Rising rates for most Australians is a cause for concern, however for Crown clients, it isn’t and it shouldn’t be.
Your home loan structure has been deliberately designed to help grow your equity as quickly as possible and live a debt-free life before you retire. You are on track to pay your loan off so much faster compared to your old 30-year loan with the bank’s cheap rate.
A Crown Money client pays on average $32,400 a year off their loan, which is huge compared to the $8,000 the average Australian family is paying off. By paying so much off your mortgage, it means that your interest repayments are reducing every single month, accelerating your debt reduction. The lower your loan balance each month the less interest there is to pay, meaning more of your money is working for YOU paying down your principal.

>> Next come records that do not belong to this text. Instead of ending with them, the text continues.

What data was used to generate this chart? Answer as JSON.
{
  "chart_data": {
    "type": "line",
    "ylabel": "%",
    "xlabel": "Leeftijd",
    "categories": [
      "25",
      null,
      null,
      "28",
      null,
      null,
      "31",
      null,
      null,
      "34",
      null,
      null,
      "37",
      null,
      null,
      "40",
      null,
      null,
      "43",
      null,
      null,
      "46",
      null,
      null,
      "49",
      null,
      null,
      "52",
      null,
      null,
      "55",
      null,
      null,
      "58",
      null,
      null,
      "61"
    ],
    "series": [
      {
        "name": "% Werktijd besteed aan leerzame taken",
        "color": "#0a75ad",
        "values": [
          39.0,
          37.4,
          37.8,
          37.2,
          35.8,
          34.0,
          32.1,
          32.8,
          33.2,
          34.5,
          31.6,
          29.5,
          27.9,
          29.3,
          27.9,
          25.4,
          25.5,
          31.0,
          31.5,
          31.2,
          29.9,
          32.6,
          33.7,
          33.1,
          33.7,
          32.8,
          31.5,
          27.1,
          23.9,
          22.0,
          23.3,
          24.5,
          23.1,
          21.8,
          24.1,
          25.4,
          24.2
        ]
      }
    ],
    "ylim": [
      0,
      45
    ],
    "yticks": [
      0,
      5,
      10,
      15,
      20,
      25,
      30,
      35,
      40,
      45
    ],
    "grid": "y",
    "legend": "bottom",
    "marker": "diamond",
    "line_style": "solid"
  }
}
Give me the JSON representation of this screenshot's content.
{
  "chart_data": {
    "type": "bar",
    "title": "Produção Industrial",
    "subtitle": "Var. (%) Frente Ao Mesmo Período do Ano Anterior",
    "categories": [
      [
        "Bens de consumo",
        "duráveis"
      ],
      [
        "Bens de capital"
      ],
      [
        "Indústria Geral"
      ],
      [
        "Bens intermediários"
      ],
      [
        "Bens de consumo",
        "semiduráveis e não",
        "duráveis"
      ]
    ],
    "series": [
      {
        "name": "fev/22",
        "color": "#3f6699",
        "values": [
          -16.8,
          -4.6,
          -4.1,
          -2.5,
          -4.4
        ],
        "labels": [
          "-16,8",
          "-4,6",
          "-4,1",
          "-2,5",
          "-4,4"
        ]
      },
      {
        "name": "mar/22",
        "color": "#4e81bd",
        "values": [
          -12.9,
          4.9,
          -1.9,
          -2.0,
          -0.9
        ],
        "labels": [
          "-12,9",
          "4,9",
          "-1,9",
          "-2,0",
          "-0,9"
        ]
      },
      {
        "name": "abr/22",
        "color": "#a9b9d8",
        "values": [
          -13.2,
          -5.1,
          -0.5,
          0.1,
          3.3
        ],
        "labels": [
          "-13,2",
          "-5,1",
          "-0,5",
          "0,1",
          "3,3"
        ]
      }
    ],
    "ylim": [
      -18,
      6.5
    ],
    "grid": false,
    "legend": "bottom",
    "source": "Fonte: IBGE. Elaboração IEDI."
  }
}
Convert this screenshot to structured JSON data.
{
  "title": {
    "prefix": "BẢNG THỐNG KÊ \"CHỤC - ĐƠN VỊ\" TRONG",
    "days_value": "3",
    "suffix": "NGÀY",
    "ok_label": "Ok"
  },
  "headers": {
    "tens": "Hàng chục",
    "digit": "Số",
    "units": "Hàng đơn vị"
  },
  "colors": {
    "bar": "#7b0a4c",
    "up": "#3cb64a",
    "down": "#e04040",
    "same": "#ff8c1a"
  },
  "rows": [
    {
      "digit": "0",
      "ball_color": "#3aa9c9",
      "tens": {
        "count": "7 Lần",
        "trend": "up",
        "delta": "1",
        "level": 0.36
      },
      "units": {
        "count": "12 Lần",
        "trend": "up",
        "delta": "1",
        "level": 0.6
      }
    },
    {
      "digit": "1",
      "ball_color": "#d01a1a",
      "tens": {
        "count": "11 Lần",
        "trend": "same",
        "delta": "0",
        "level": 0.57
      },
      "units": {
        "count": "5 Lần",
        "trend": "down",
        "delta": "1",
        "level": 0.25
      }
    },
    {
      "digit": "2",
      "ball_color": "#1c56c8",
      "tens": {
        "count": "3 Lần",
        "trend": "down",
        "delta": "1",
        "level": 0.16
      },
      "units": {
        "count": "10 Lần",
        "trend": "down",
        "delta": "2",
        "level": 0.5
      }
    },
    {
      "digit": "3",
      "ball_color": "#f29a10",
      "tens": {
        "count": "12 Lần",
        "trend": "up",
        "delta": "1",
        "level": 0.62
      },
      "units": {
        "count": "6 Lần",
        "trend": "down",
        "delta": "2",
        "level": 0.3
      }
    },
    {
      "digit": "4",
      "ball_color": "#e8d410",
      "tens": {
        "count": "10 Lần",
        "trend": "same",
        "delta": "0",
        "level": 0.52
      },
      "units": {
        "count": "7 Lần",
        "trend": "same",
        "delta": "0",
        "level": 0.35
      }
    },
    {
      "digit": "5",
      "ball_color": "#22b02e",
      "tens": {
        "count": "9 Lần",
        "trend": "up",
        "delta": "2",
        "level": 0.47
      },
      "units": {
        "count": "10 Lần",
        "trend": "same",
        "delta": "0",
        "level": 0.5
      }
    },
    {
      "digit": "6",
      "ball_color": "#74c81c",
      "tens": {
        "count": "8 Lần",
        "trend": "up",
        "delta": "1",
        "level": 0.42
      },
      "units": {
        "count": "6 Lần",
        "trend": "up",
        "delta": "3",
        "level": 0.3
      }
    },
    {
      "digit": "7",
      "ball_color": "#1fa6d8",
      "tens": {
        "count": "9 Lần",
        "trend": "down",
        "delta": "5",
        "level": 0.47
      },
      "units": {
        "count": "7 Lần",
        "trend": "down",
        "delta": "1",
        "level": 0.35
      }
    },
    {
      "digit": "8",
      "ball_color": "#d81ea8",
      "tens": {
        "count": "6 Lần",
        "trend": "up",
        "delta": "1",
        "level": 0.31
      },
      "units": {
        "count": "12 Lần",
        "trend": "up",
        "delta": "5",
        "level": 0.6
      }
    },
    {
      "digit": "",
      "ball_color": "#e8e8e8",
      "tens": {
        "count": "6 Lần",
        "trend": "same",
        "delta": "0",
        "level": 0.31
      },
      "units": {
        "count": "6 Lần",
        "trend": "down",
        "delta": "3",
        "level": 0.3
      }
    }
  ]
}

Many clients have been asking me about fixed rates, and I tell them all the same thing –  you have to be careful with fixed loans, they limit your flexibility as you can’t run your income through them or redraw out of them, and the most that banks allow you to pay off a fixed loan each year is around $10,000. If you are intent on fixing then I would suggest you only fix some of your loan, not all of it. Back in our August newsletter, we were all about fixing your rate to guard against future rate rises, but that time has passed. The fixed rates have increased significantly since then (they actually move 6-12 months before variable rates move), and are again much higher than the variable rate.
It is important to remain focused on your goal of paying your house off, which gives your financial freedom and security, not focusing on the interest rate. Prior to joining Crown Money, you were just like every other average Australian family paying an average of $8,000 off your principal debt annually with your cheap rate bank loan. Now you understand that it’s not about interest rate, it’s about the right structure and having the LOWEST TOTAL COST LOAN.
We’ve said it so many times before, and we’ll keep saying it – would you rather a cheap rate loan for 30 years, or a premium loan for only 15 years? Time is your most precious currency and being debt free before retirement saves you years or even decades of your income, which can be put towards lifestyle experiences, or investments.
Looking at the total cost of your loan and the loan term is what will save you the most amount of money, not getting a ‘cheap’ fixed rate.
When you pay your house off before you retire (only 40% of Australians achieve this), you have achieved true Financial Peace and Security.